BEIRUT

Middle East

Egypt summons Qatar envoy amid row over Brotherhood

  • Former Emir of Qatar Sheik Hamad bin Khalifa al-Thani, front left, and Nasser Al-Khelaifi, chairman of the Paris Saint-Germain football team, front right, during a semifinal match between Germany's Peter Gojowczyk and Spain's Rafael Nadal in Qatar Open tennis tournament in Doha, Qatar, Friday, Jan. 3, 2014. (AP Photo/Osama Faisal)

CAIRO: Egypt's foreign ministry said it summoned Qatar's ambassador on Saturday to protest Doha's criticism of the military-installed government's crackdown on the Muslim Brotherhood.

Relations between the countries deteriorated with the Egyptian military's overthrow of president Mohamed Morsi and subsequent deadly crackdown on his Muslim Brotherhood movement, which Qatar backs.

Al-Jazeera television, based in Qatar, has also incensed Egypt's government with its coverage of a police crackdown on persistent Brotherhood protests since Morsi's overthrow in July.

"The Qatari ambassador was summoned over a statement by the Qatari foreign ministry," foreign ministry spokesman Badr Abdelatty told AFP.

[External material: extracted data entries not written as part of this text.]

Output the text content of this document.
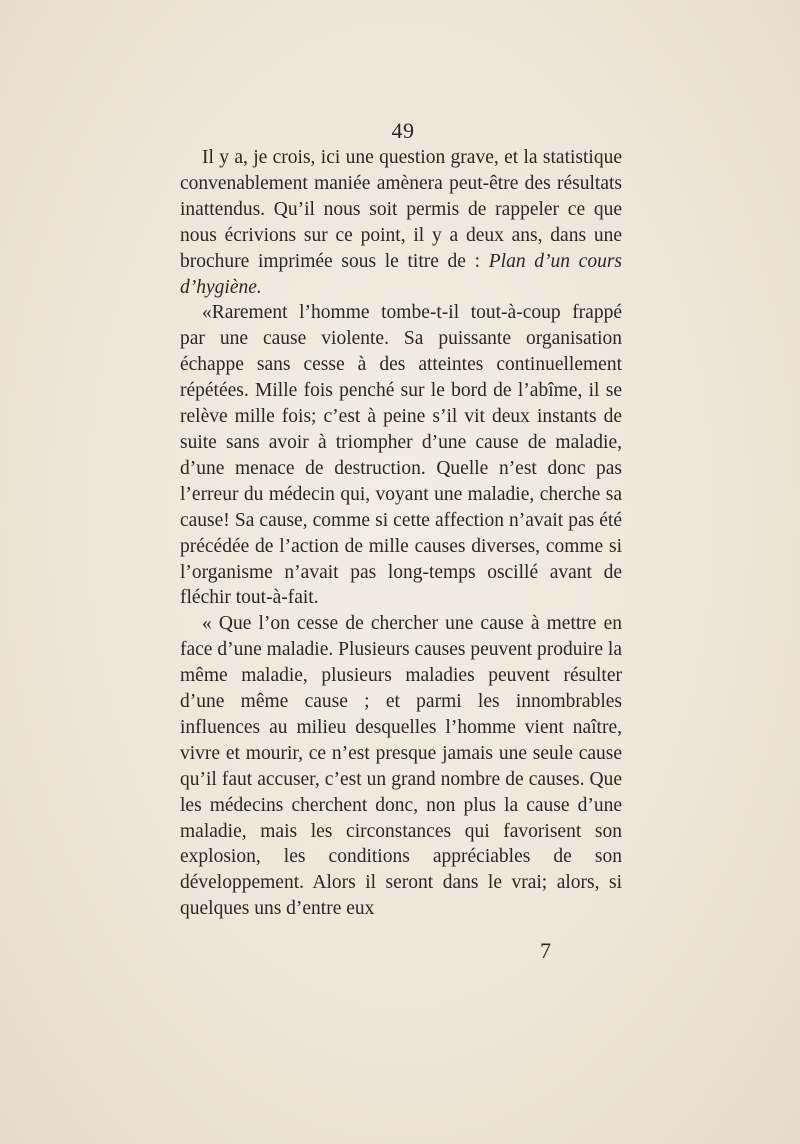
49

Il y a, je crois, ici une question grave, et la statistique convenablement maniée amènera peut-être des résultats inattendus. Qu’il nous soit permis de rappeler ce que nous écrivions sur ce point, il y a deux ans, dans une brochure imprimée sous le titre de : Plan d’un cours d’hygiène.

«Rarement l’homme tombe-t-il tout-à-coup frappé par une cause violente. Sa puissante organisation échappe sans cesse à des atteintes continuellement répétées. Mille fois penché sur le bord de l’abîme, il se relève mille fois; c’est à peine s’il vit deux instants de suite sans avoir à triompher d’une cause de maladie, d’une menace de destruction. Quelle n’est donc pas l’erreur du médecin qui, voyant une maladie, cherche sa cause! Sa cause, comme si cette affection n’avait pas été précédée de l’action de mille causes diverses, comme si l’organisme n’avait pas long-temps oscillé avant de fléchir tout-à-fait.

« Que l’on cesse de chercher une cause à mettre en face d’une maladie. Plusieurs causes peuvent produire la même maladie, plusieurs maladies peuvent résulter d’une même cause ; et parmi les innombrables influences au milieu desquelles l’homme vient naître, vivre et mourir, ce n’est presque jamais une seule cause qu’il faut accuser, c’est un grand nombre de causes. Que les médecins cherchent donc, non plus la cause d’une maladie, mais les circonstances qui favorisent son explosion, les conditions appréciables de son développement. Alors il seront dans le vrai; alors, si quelques uns d’entre eux

7
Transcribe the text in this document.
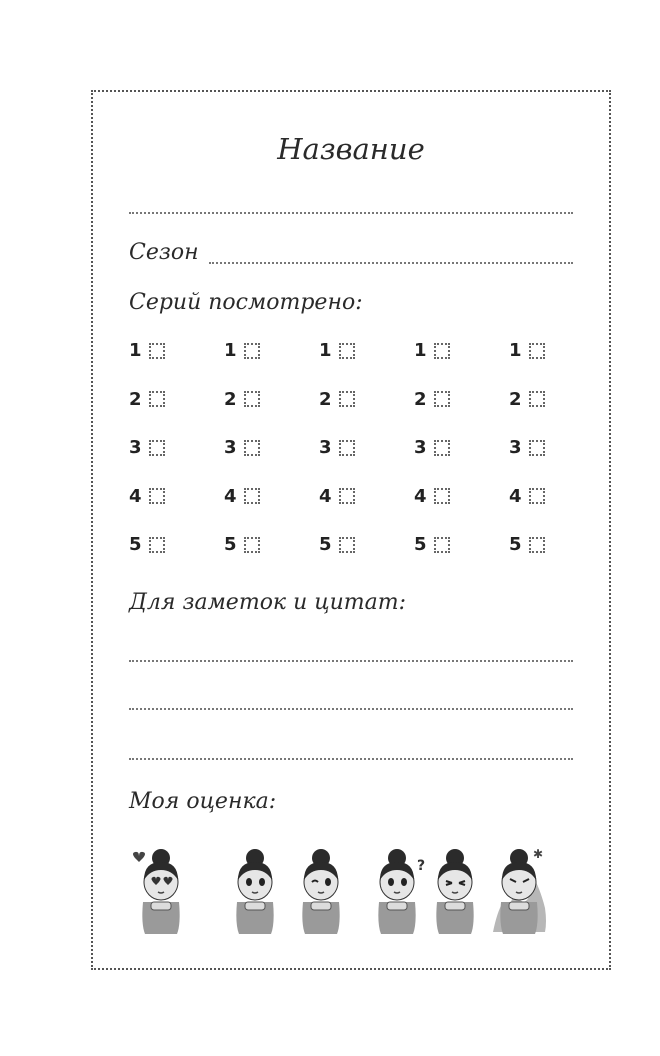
Название
Сезон
Серий посмотрено:
1
2
3
4
5
1
2
3
4
5
1
2
3
4
5
1
2
3
4
5
1
2
3
4
5
Для заметок и цитат:
Моя оценка:
?
✱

Late Friday, the Qatari foreign ministry condemned deadly clashes between police and Muslim Brotherhood protesters across Egypt, which killed at least 17 people.

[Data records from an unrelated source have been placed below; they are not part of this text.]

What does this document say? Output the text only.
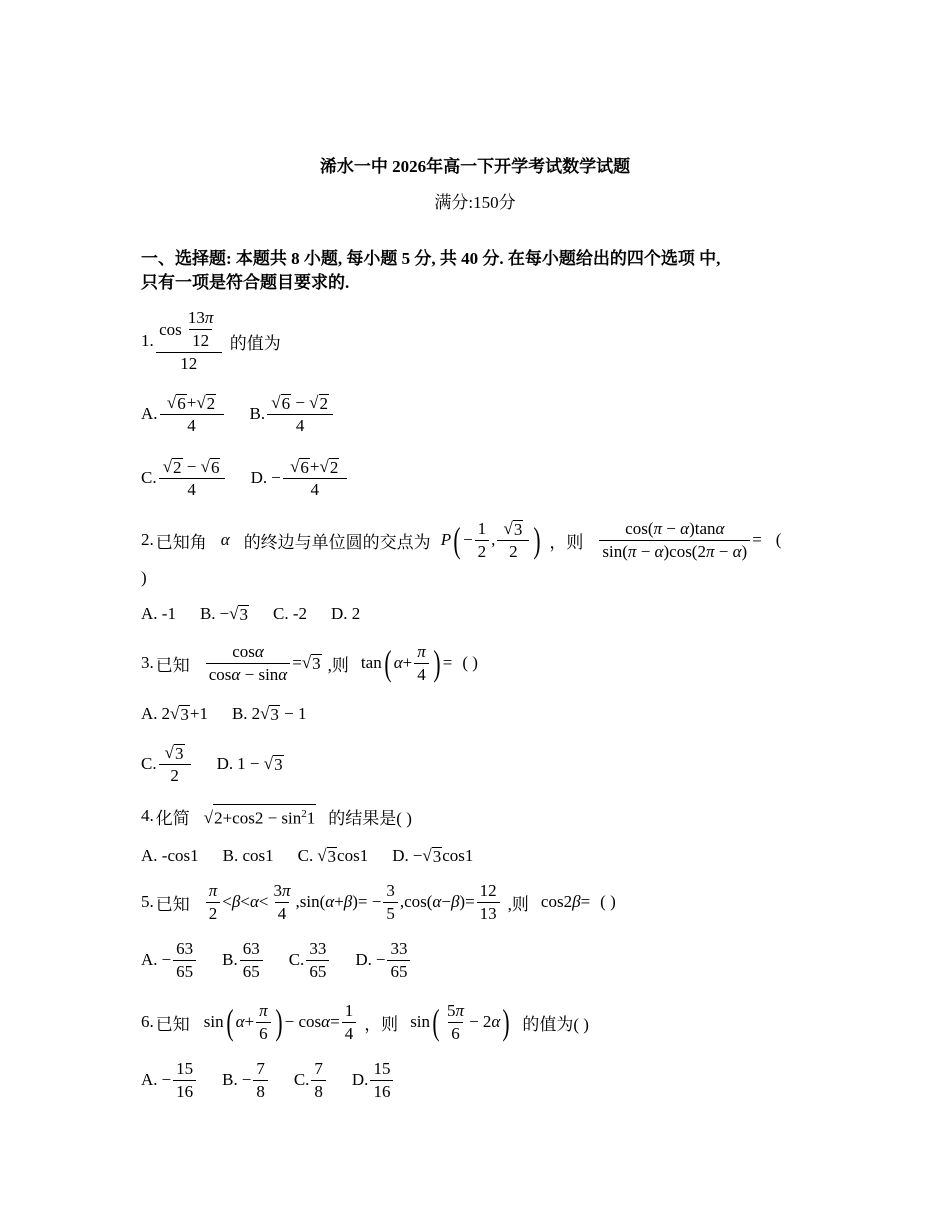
浠水一中 2026年高一下开学考试数学试题
满分:150分
一、选择题: 本题共 8 小题, 每小题 5 分, 共 40 分. 在每小题给出的四个选项 中,
只有一项是符合题目要求的.
1. $\frac{\cos \frac{13\pi}{12}}{12}$ 的值为
A. $\frac{√ 6 + √ 2}{4} B$. $\frac{√ 6 - √ 2}{4}$
C. $\frac{√ 2 - √ 6}{4} D$. − $\frac{√ 6 + √ 2}{4}$
2. 已知角 α 的终边与单位圆的交点为 P ( − $\frac{1}{2}$ , $\frac{√ 3}{2}$ ) ，则 $\frac{\cos(\pi - \alpha)\tan\alpha}{\sin(\pi - \alpha)\cos(2\pi - \alpha)}$ = (
)
A. -1 B. − √ 3 C. -2 D. 2
3. 已知 $\frac{\cos\alpha}{\cos\alpha - \sin\alpha}$ = √ 3 ,则 tan ( $\alpha + \frac{\pi}{4}$ ) = ( )
A. 2 √ 3 +1 B. 2 √ 3 − 1
C. $\frac{√ 3}{2} D$. 1 − √ 3
4. 化简 √ $2+\cos 2 - \sin^21$ 的结果是( )
A. -cos1 B. cos1 C. √ 3 cos1 D. − √ 3 cos1
5. 已知 $\frac{\pi}{2} < \beta < \alpha < \frac{3\pi}{4} ,\sin$( α + β )= − $\frac{3}{5} ,\cos$( α − β )= $\frac{12}{13}$ ,则 cos2β= ( )
A. − $\frac{63}{65} B$. $\frac{63}{65} C$. $\frac{33}{65} D$. − $\frac{33}{65}$
6. 已知 sin ( $\alpha + \frac{\pi}{6}$ ) − $\cos\alpha= \frac{1}{4}$ ，则 sin ( $\frac{5\pi}{6} - 2$ α ) 的值为( )
A. − $\frac{15}{16} B$. − $\frac{7}{8} C$. $\frac{7}{8} D$. $\frac{15}{16}$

Qatar said it was "concerned by the increase in casualties from the crackdown on protests."

It also criticised Egypt's labelling the Brotherhood last month as a terrorist group, which tightened the screws on the beleaguered movement.

The decision was "a precursor to a shoot-to-kill policy against demonstrators," said the statement, published by the official Qatari QNA news agency.

Doha has backed the Brotherhood in several countries swept by the Arab Spring uprisings of 2011, sparking a backlash from the Islamists' opponents, who accused Qatar of using its natural gas wealth to prop up the organisation.

During Morsi's single year in power, Doha pledged billions of dollars in aid to support Egypt's battered economy, prompting accusations from Morsi's opposition that it was trying to buy influence in the highly nationalistic country.

Doha now harbours several Islamists who fled the crackdown on the Brotherhood following Morsi's overthrow, which killed more than 1,000 people in street clashes and imprisoned thousands more.

Egypt has called on Arab states to respect a 1998 counter-terrorism treaty and hand over Islamists wanted for trial.

One of them is Yousef Qaradawi, a prominent Egyptian-born cleric based in Doha.

Qaradawi faces trial with Morsi and 129 other suspects accused of involvement in jail breaks and attacks on police stations during the early 2011 uprising that toppled strongman Hosni Mubarak.

He rose to prominence through his show on Al-Jazeera, which Egypt accuses of biased coverage of the Brotherhood.

Egypt has jailed several journalists working for the media conglomerate since Morsi's overthrow, including three journalists with Al-Jazeera's English language news operation.

The broadcaster's Cairo bureau chief, Mohammed Fahmy, Australian journalist Peter Greste and producer Baher Mohamed were detained following their arrest last week in a Cairo hotel.

Fahmy has been accused of membership in the "terrorist" Brotherhood, a charge his family denies.

Police had previously raided Al-Jazeera offices in Cairo and confiscated broadcasting equipment.